Book 1, chapter 9, paragraph 20

[De la richesse commerciale, Sismondi, 1803, Original, 269-70]

   On ne peut partir avec lui du produit brut de la terre pour calculer la valeur totale de la richesse mobiliaire [mobilière], qu’autant qu’on convient avec les économistes, que le travail ne fait que changer la forme de ce produit sans ajouter à sa valeur; mais nous au contraire, en développant les principes d’Adam Smith, nous avons reconnu que dans le prix des marchandises se trouvent confondus, non-seulement le salaire nécessaire qui représente à lui seul le produit brut consommé par ceux qui les ont manufacturées, mais encore le salaire superflu, le profit et la rente, qui en augmentent considérablement la valeur: nous avons eu lieu de nous assurer qu’une nation prospérante ne consomme pas si vite, qu’elle produit, et qu’elle dispose en même tem[p]s de la récolte et du fruit des travaux de plusieurs années; nous avons vu que les productions peu altérées par les arts, doivent elles-mêmes nécessairement être accumulées, puisque le marchand de blé, par exemple, doit remplacer le capital du fermier par un capital égal ou à peu près à toute la valeur de sa récolte, afin que celui-ci puisse recommencer ses semailles et ses travaux; et que si le fermier lui-même est marchand de blé, il lui faut deux capitaux, l’un pour attendre l’acheteur, et l’autre pour continuer son travail, en sorte qu’on doit doubler le produit brut, afin d’avoir le capital que l’agriculture fait circuler dans chaque pays.
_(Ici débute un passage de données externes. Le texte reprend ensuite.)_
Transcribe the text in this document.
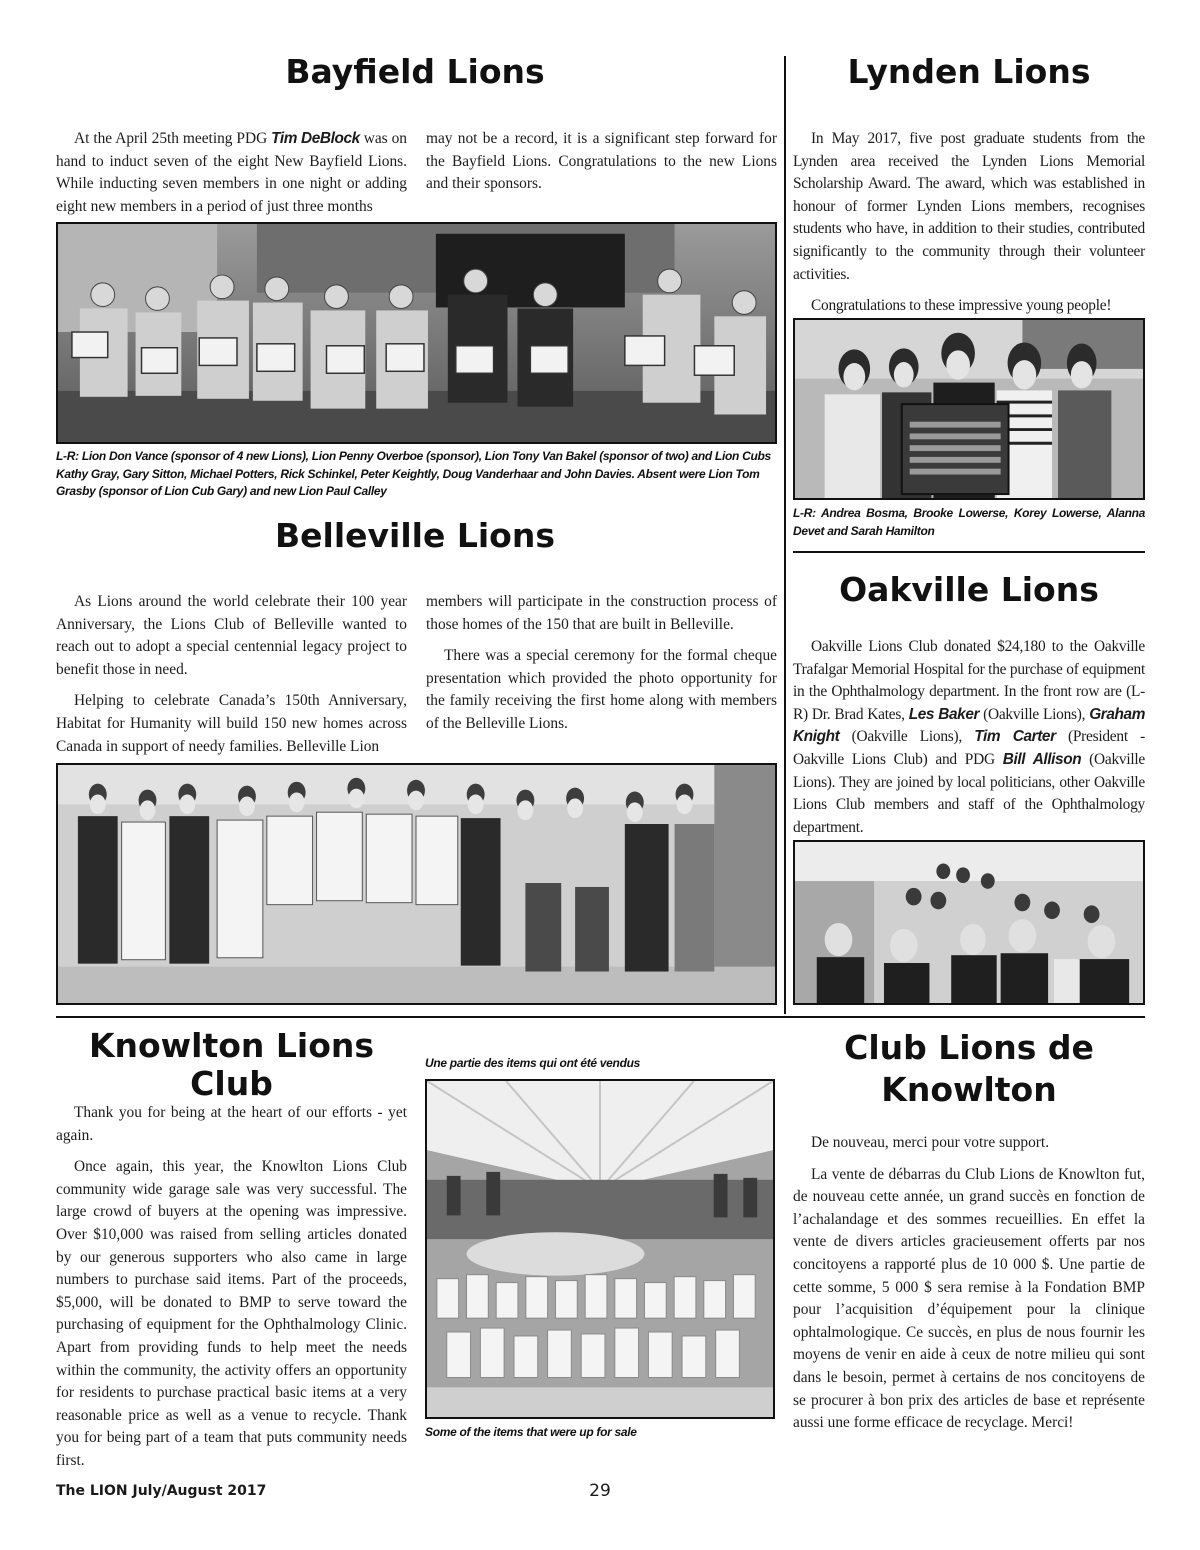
Bayfield Lions

At the April 25th meeting PDG Tim DeBlock was on hand to induct seven of the eight New Bayfield Lions. While inducting seven members in one night or adding eight new members in a period of just three months

may not be a record, it is a significant step forward for the Bayfield Lions. Congratulations to the new Lions and their sponsors.

L-R: Lion Don Vance (sponsor of 4 new Lions), Lion Penny Overboe (sponsor), Lion Tony Van Bakel (sponsor of two) and Lion Cubs Kathy Gray, Gary Sitton, Michael Potters, Rick Schinkel, Peter Keightly, Doug Vanderhaar and John Davies. Absent were Lion Tom Grasby (sponsor of Lion Cub Gary) and new Lion Paul Calley
Lynden Lions

In May 2017, five post graduate students from the Lynden area received the Lynden Lions Memorial Scholarship Award. The award, which was established in honour of former Lynden Lions members, recognises students who have, in addition to their studies, contributed significantly to the community through their volunteer activities.

Congratulations to these impressive young people!

L-R: Andrea Bosma, Brooke Lowerse, Korey Lowerse, Alanna Devet and Sarah Hamilton
Belleville Lions

As Lions around the world celebrate their 100 year Anniversary, the Lions Club of Belleville wanted to reach out to adopt a special centennial legacy project to benefit those in need.

Helping to celebrate Canada’s 150th Anniversary, Habitat for Humanity will build 150 new homes across Canada in support of needy families. Belleville Lion

members will participate in the construction process of those homes of the 150 that are built in Belleville.

There was a special ceremony for the formal cheque presentation which provided the photo opportunity for the family receiving the first home along with members of the Belleville Lions.

Oakville Lions

Oakville Lions Club donated $24,180 to the Oakville Trafalgar Memorial Hospital for the purchase of equipment in the Ophthalmology department. In the front row are (L-R) Dr. Brad Kates, Les Baker (Oakville Lions), Graham Knight (Oakville Lions), Tim Carter (President - Oakville Lions Club) and PDG Bill Allison (Oakville Lions). They are joined by local politicians, other Oakville Lions Club members and staff of the Ophthalmology department.

Knowlton Lions Club

Thank you for being at the heart of our efforts - yet again.

Once again, this year, the Knowlton Lions Club community wide garage sale was very successful. The large crowd of buyers at the opening was impressive. Over $10,000 was raised from selling articles donated by our generous supporters who also came in large numbers to purchase said items. Part of the proceeds, $5,000, will be donated to BMP to serve toward the purchasing of equipment for the Ophthalmology Clinic. Apart from providing funds to help meet the needs within the community, the activity offers an opportunity for residents to purchase practical basic items at a very reasonable price as well as a venue to recycle. Thank you for being part of a team that puts community needs first.

Une partie des items qui ont été vendus
Some of the items that were up for sale
Club Lions de
Knowlton

De nouveau, merci pour votre support.

La vente de débarras du Club Lions de Knowlton fut, de nouveau cette année, un grand succès en fonction de l’achalandage et des sommes recueillies. En effet la vente de divers articles gracieusement offerts par nos concitoyens a rapporté plus de 10 000 $. Une partie de cette somme, 5 000 $ sera remise à la Fondation BMP pour l’acquisition d’équipement pour la clinique ophtalmologique. Ce succès, en plus de nous fournir les moyens de venir en aide à ceux de notre milieu qui sont dans le besoin, permet à certains de nos concitoyens de se procurer à bon prix des articles de base et représente aussi une forme efficace de recyclage. Merci!

The LION July/August 2017	29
Quant aux produits des manufactures, la nation possède souvent en même tem[p]s ceux de quatre ou cinq années, et parmi ceux-là, il en est dont la valeur est décuple, comme les étoffes de laine ou de coton; ou centuple, comme les marchandises de Sheffield et de Birmingham, de celle de la matière première, que Mr. Garnier prend pour base de son évaluation.

[Translation]

   Following him, you can begin with the gross produce of land in order to calculate the total value of movable wealth, but only as log as you agree with the economists, that labour only transforms this produce without adding to its value. But, on the contrary, developing the principles of Adam Smith, we have recognised that the price of commodities does not only include the necessary wages (which in his eyes represent only the gross produce consumed by those who have manufactured them), but also the surplus wages, profits and rent, which add much to the value of the produce. We have had every reason to assure ourselves that a prosperous nation does not consume as soon as it produces, and that the nation has at its disposal the harvest and the fruitage of labour of several years. We have seen that the produce little changed by arts should itself be accumulated necessarily, because a corn merchant, for example, should replace the capital of a farmer by a capital of little or no more value than his harvest, in order that the farmer may restart sowing and labouring. Moreover, if the farmer himself is a corn merchant, he must have two capitals, one of which is for waiting for purchase, and the other for continuation of his labour. Consequently you should double the gross produce, in order to have the capital circulating in agriculture in each country. As for the produce of manufactures, the nation often possesses that of 4 or 5 years at the same time, and there is a part of this produce whose value is ten times as much, such as wool or cotton drapery, and there is another part whose value is a hundred times as much, such as commodities from Sheffield and Birmingham, as that of the raw materials. Mr Garnier makes an evaluation on the basis of these commodities.

Sunday, 19 July 2009

Book 1, chapter 9, paragraph 19

[De la richesse commerciale, Sismondi, 1803, Original, 268-69]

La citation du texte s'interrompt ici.